In my mid twenties I began to see a different angle of suffering, thanks to C. S. Lewis. In one of his books Lewis recorded his struggle over the death of his wife. He explained that his anger at God for his wife’s death was a painful realization that his prior convictions were merely a house of cards. In his reasoning he wrote, “I had been warned – I had warned myself – not to reckon on worldly happiness. We were even promised sufferings […] I’ve got nothing I hadn’t bargained for” (36). He admitted that his wife’s death didn’t change any of the universe’s current problems; worse things happened daily. Therefore, that foreknowledge begged the question: Why is my reaction to this tragedy a contrast to the rest of the world’s tragedies? His conclusion was that his convictions were like an imaginary rope he never had to trust with his life. The thing that would bring him to his senses was a situation that would force him to test out his supposed rope. He said, under the trial, he realized his rope didn’t bear his full weight.

This was my first step in realizing suffering just might have a beneficial purpose. Lewis wrote, “Nothing less will shake a man – or at any rate a man like me – out of his merely verbal thinking and his merely notional beliefs. He has to be knocked silly before he comes to his senses” (38). In other words, one can’t correct faulty thinking without first realizing it is has faults. After pondering these thoughts I still avoided suffering whenever possible (I still do). But perhaps there is something to be learned, particularly about oneself, in suffering.

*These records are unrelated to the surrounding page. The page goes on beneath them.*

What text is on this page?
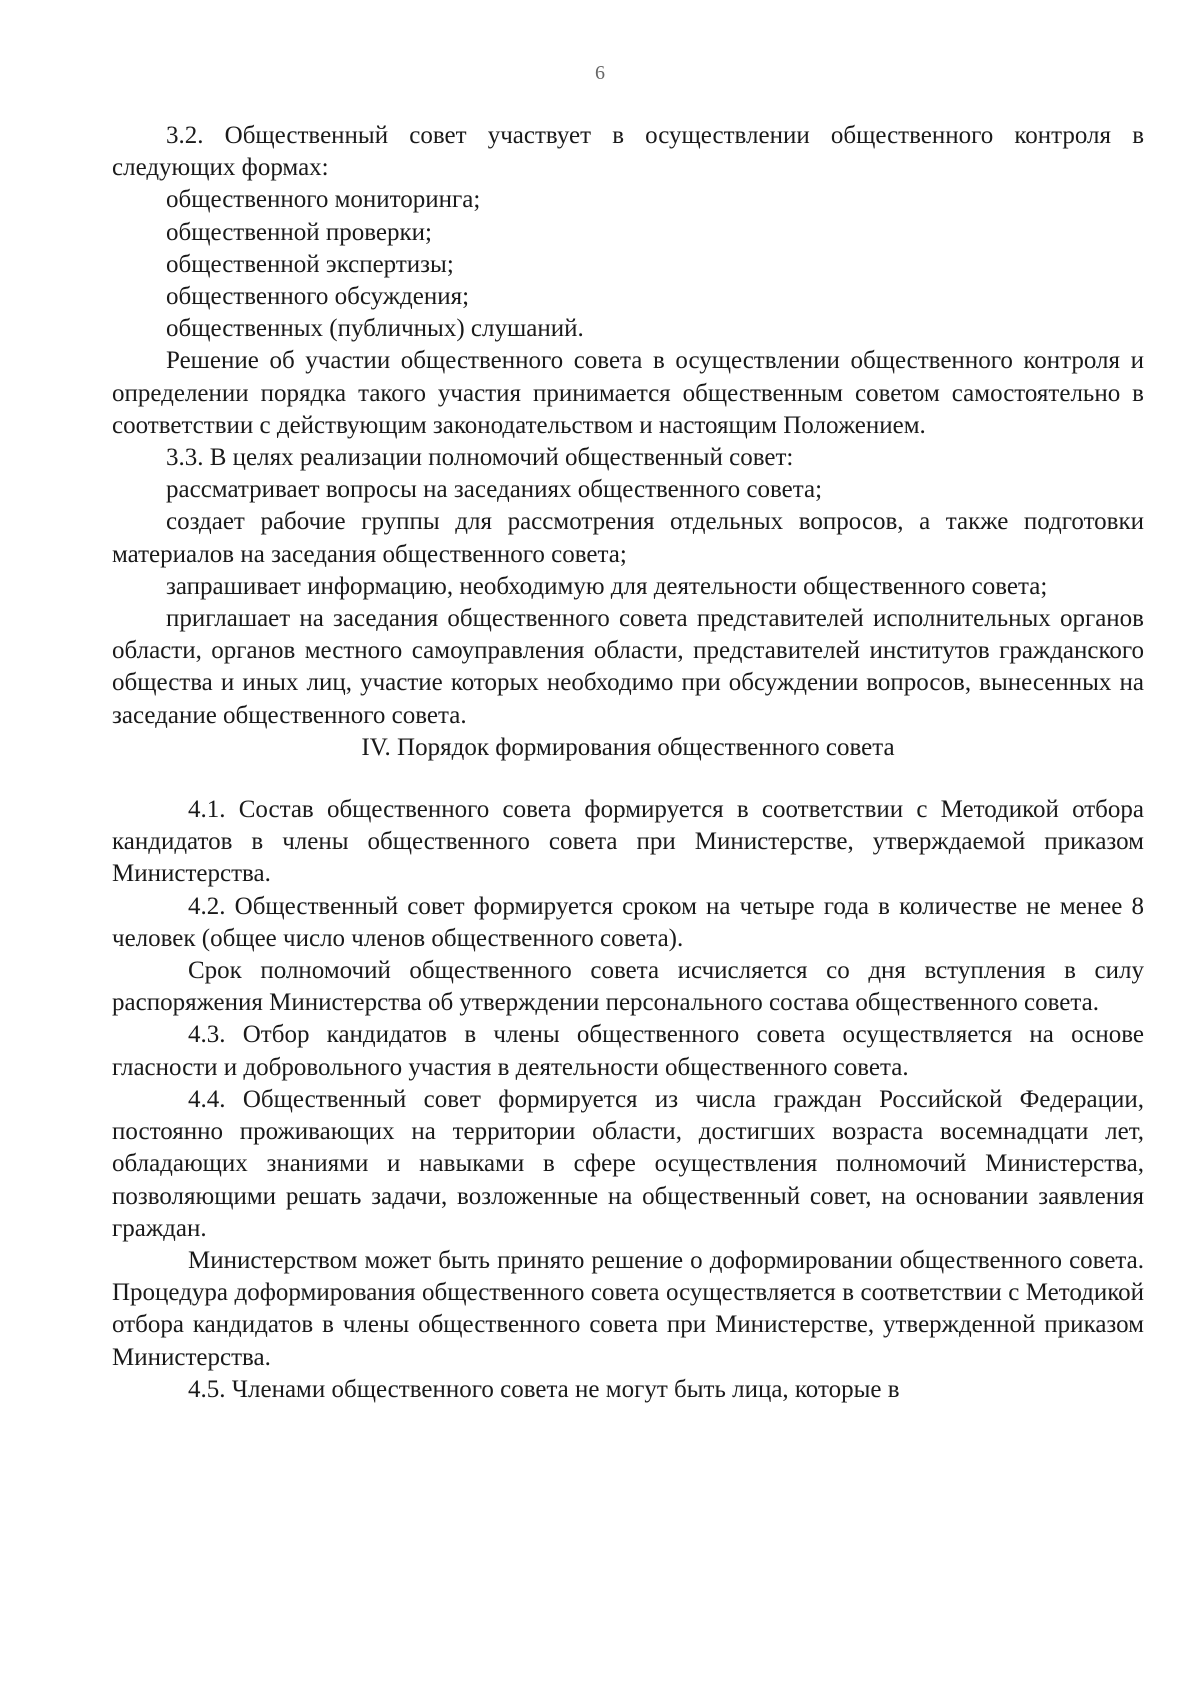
6

3.2. Общественный совет участвует в осуществлении общественного контроля в следующих формах:

общественного мониторинга;

общественной проверки;

общественной экспертизы;

общественного обсуждения;

общественных (публичных) слушаний.

Решение об участии общественного совета в осуществлении общественного контроля и определении порядка такого участия принимается общественным советом самостоятельно в соответствии с действующим законодательством и настоящим Положением.

3.3. В целях реализации полномочий общественный совет:

рассматривает вопросы на заседаниях общественного совета;

создает рабочие группы для рассмотрения отдельных вопросов, а также подготовки материалов на заседания общественного совета;

запрашивает информацию, необходимую для деятельности общественного совета;

приглашает на заседания общественного совета представителей исполнительных органов области, органов местного самоуправления области, представителей институтов гражданского общества и иных лиц, участие которых необходимо при обсуждении вопросов, вынесенных на заседание общественного совета.

IV. Порядок формирования общественного совета

4.1. Состав общественного совета формируется в соответствии с Методикой отбора кандидатов в члены общественного совета при Министерстве, утверждаемой приказом Министерства.

4.2. Общественный совет формируется сроком на четыре года в количестве не менее 8 человек (общее число членов общественного совета).

Срок полномочий общественного совета исчисляется со дня вступления в силу распоряжения Министерства об утверждении персонального состава общественного совета.

4.3. Отбор кандидатов в члены общественного совета осуществляется на основе гласности и добровольного участия в деятельности общественного совета.

4.4. Общественный совет формируется из числа граждан Российской Федерации, постоянно проживающих на территории области, достигших возраста восемнадцати лет, обладающих знаниями и навыками в сфере осуществления полномочий Министерства, позволяющими решать задачи, возложенные на общественный совет, на основании заявления граждан.

Министерством может быть принято решение о доформировании общественного совета. Процедура доформирования общественного совета осуществляется в соответствии с Методикой отбора кандидатов в члены общественного совета при Министерстве, утвержденной приказом Министерства.

4.5. Членами общественного совета не могут быть лица, которые в
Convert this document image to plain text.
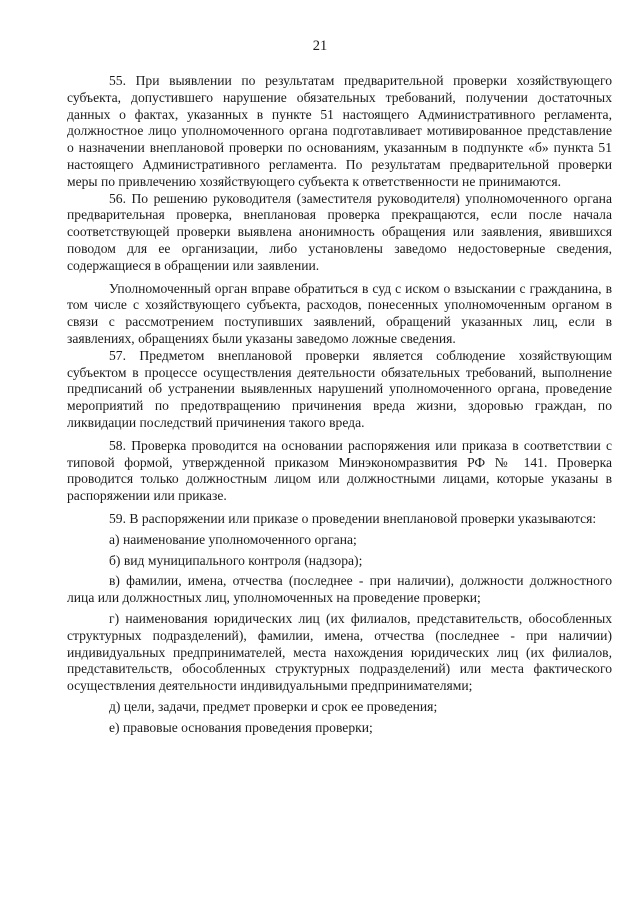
21

55. При выявлении по результатам предварительной проверки хозяйствующего субъекта, допустившего нарушение обязательных требований, получении достаточных данных о фактах, указанных в пункте 51 настоящего Административного регламента, должностное лицо уполномоченного органа подготавливает мотивированное представление о назначении внеплановой проверки по основаниям, указанным в подпункте «б» пункта 51 настоящего Административного регламента. По результатам предварительной проверки меры по привлечению хозяйствующего субъекта к ответственности не принимаются.

56. По решению руководителя (заместителя руководителя) уполномоченного органа предварительная проверка, внеплановая проверка прекращаются, если после начала соответствующей проверки выявлена анонимность обращения или заявления, явившихся поводом для ее организации, либо установлены заведомо недостоверные сведения, содержащиеся в обращении или заявлении.

Уполномоченный орган вправе обратиться в суд с иском о взыскании с гражданина, в том числе с хозяйствующего субъекта, расходов, понесенных уполномоченным органом в связи с рассмотрением поступивших заявлений, обращений указанных лиц, если в заявлениях, обращениях были указаны заведомо ложные сведения.

57. Предметом внеплановой проверки является соблюдение хозяйствующим субъектом в процессе осуществления деятельности обязательных требований, выполнение предписаний об устранении выявленных нарушений уполномоченного органа, проведение мероприятий по предотвращению причинения вреда жизни, здоровью граждан, по ликвидации последствий причинения такого вреда.

58. Проверка проводится на основании распоряжения или приказа в соответствии с типовой формой, утвержденной приказом Минэкономразвития РФ № 141. Проверка проводится только должностным лицом или должностными лицами, которые указаны в распоряжении или приказе.

59. В распоряжении или приказе о проведении внеплановой проверки указываются:

а) наименование уполномоченного органа;

б) вид муниципального контроля (надзора);

в) фамилии, имена, отчества (последнее - при наличии), должности должностного лица или должностных лиц, уполномоченных на проведение проверки;

г) наименования юридических лиц (их филиалов, представительств, обособленных структурных подразделений), фамилии, имена, отчества (последнее - при наличии) индивидуальных предпринимателей, места нахождения юридических лиц (их филиалов, представительств, обособленных структурных подразделений) или места фактического осуществления деятельности индивидуальными предпринимателями;

д) цели, задачи, предмет проверки и срок ее проведения;

е) правовые основания проведения проверки;
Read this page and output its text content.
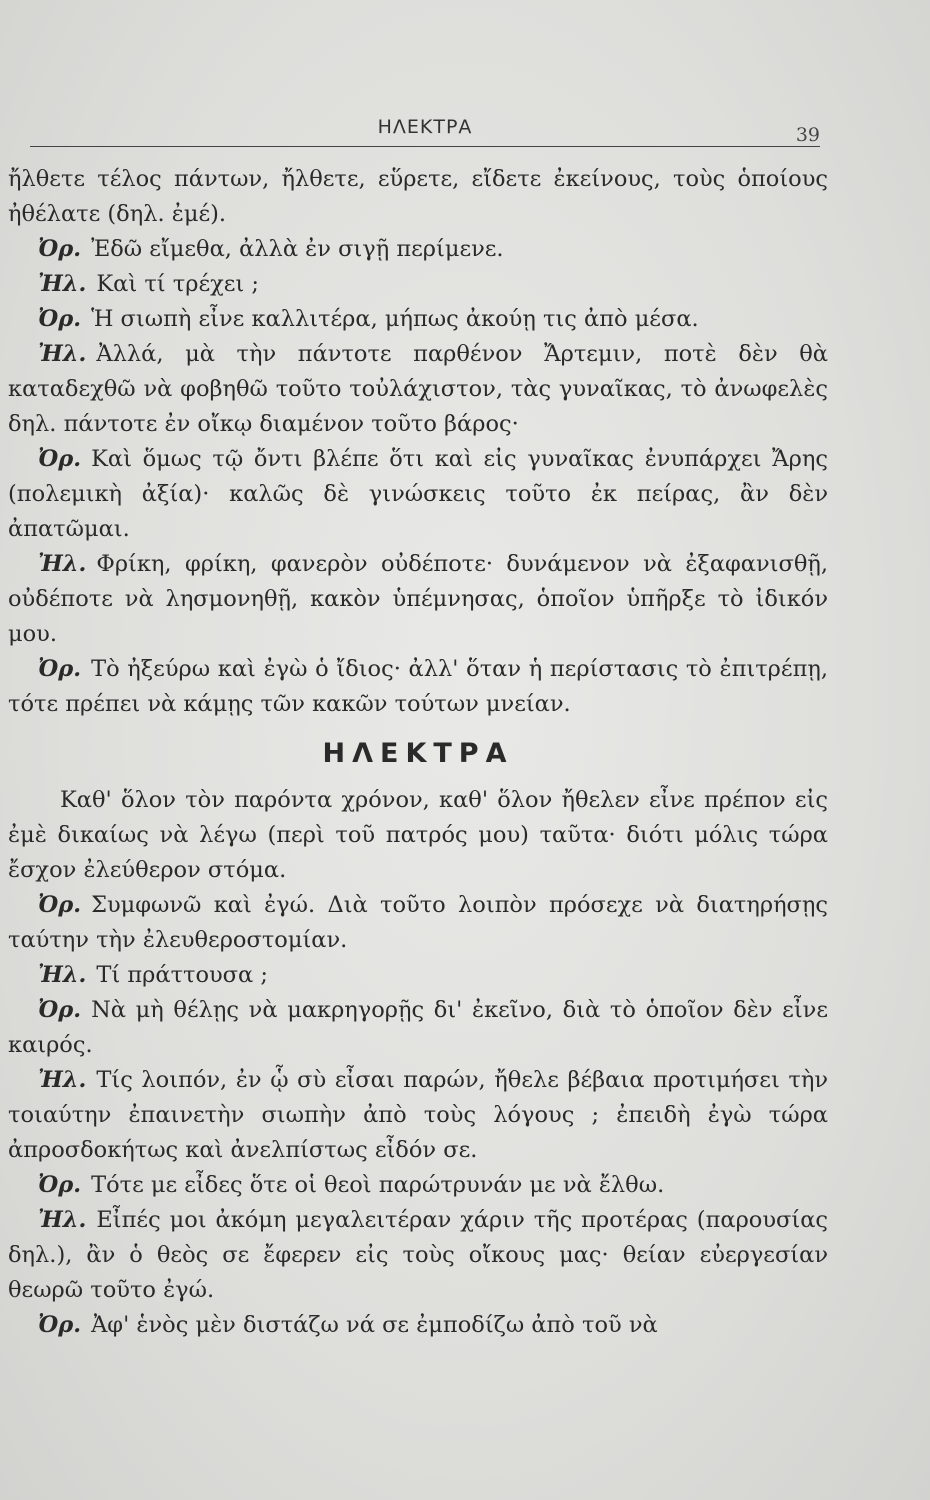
ΗΛΕΚΤΡΑ	39

ἤλθετε τέλος πάντων, ἤλθετε, εὕρετε, εἴδετε ἐκείνους, τοὺς ὁποίους ἠθέλατε (δηλ. ἐμέ).

Ὀρ. Ἐδῶ εἴμεθα, ἀλλὰ ἐν σιγῇ περίμενε.

Ἠλ. Καὶ τί τρέχει ;

Ὀρ. Ἡ σιωπὴ εἶνε καλλιτέρα, μήπως ἀκούῃ τις ἀπὸ μέσα.

Ἠλ. Ἀλλά, μὰ τὴν πάντοτε παρθένον Ἄρτεμιν, ποτὲ δὲν θὰ καταδεχθῶ νὰ φοβηθῶ τοῦτο τοὐλάχιστον, τὰς γυναῖκας, τὸ ἀνωφελὲς δηλ. πάντοτε ἐν οἴκῳ διαμένον τοῦτο βάρος·

Ὀρ. Καὶ ὅμως τῷ ὄντι βλέπε ὅτι καὶ εἰς γυναῖκας ἐνυπάρχει Ἄρης (πολεμικὴ ἀξία)· καλῶς δὲ γινώσκεις τοῦτο ἐκ πείρας, ἂν δὲν ἀπατῶμαι.

Ἠλ. Φρίκη, φρίκη, φανερὸν οὐδέποτε· δυνάμενον νὰ ἐξαφανισθῇ, οὐδέποτε νὰ λησμονηθῇ, κακὸν ὑπέμνησας, ὁποῖον ὑπῆρξε τὸ ἰδικόν μου.

Ὀρ. Τὸ ἠξεύρω καὶ ἐγὼ ὁ ἴδιος· ἀλλ' ὅταν ἡ περίστασις τὸ ἐπιτρέπῃ, τότε πρέπει νὰ κάμῃς τῶν κακῶν τούτων μνείαν.

ΗΛΕΚΤΡΑ

Καθ' ὅλον τὸν παρόντα χρόνον, καθ' ὅλον ἤθελεν εἶνε πρέπον εἰς ἐμὲ δικαίως νὰ λέγω (περὶ τοῦ πατρός μου) ταῦτα· διότι μόλις τώρα ἔσχον ἐλεύθερον στόμα.

Ὀρ. Συμφωνῶ καὶ ἐγώ. Διὰ τοῦτο λοιπὸν πρόσεχε νὰ διατηρήσῃς ταύτην τὴν ἐλευθεροστομίαν.

Ἠλ. Τί πράττουσα ;

Ὀρ. Νὰ μὴ θέλῃς νὰ μακρηγορῇς δι' ἐκεῖνο, διὰ τὸ ὁποῖον δὲν εἶνε καιρός.

Ἠλ. Τίς λοιπόν, ἐν ᾧ σὺ εἶσαι παρών, ἤθελε βέβαια προτιμήσει τὴν τοιαύτην ἐπαινετὴν σιωπὴν ἀπὸ τοὺς λόγους ; ἐπειδὴ ἐγὼ τώρα ἀπροσδοκήτως καὶ ἀνελπίστως εἶδόν σε.

Ὀρ. Τότε με εἶδες ὅτε οἱ θεοὶ παρώτρυνάν με νὰ ἔλθω.

Ἠλ. Εἶπές μοι ἀκόμη μεγαλειτέραν χάριν τῆς προτέρας (παρουσίας δηλ.), ἂν ὁ θεὸς σε ἔφερεν εἰς τοὺς οἴκους μας· θείαν εὐεργεσίαν θεωρῶ τοῦτο ἐγώ.

Ὀρ. Ἀφ' ἑνὸς μὲν διστάζω νά σε ἐμποδίζω ἀπὸ τοῦ νὰ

Even before Chloe was born I had the facts on gastroschisis. But those facts couldn’t reveal my own disagreeable temperaments. It doesn’t make suffering easier to know it may draw out my own vices, but I think the honest person will value progress and enlightenment more than comfort and illusion. Nothing, in fact, brings to light better what is truly in one’s heart than a trial. It seems people don’t even know themselves until they are tried and found wanting – and suddenly their own illusions about who they are must be faced.

Is personal progress then the meaning of suffering? I don’t presume to suggest such an easy answer to such a difficult enigma. But I don’t think it unreasonable to believe suffering might sometimes be a tool God uses on His people like a chisel. Most of us would admit there are some parts of our character that needs to go. Physical amputations and surgeries hurt – there’s no reason to doubt a spiritual parallel to amputation would feel any better.

Cited: C. S. Lewis. A Grief Observed.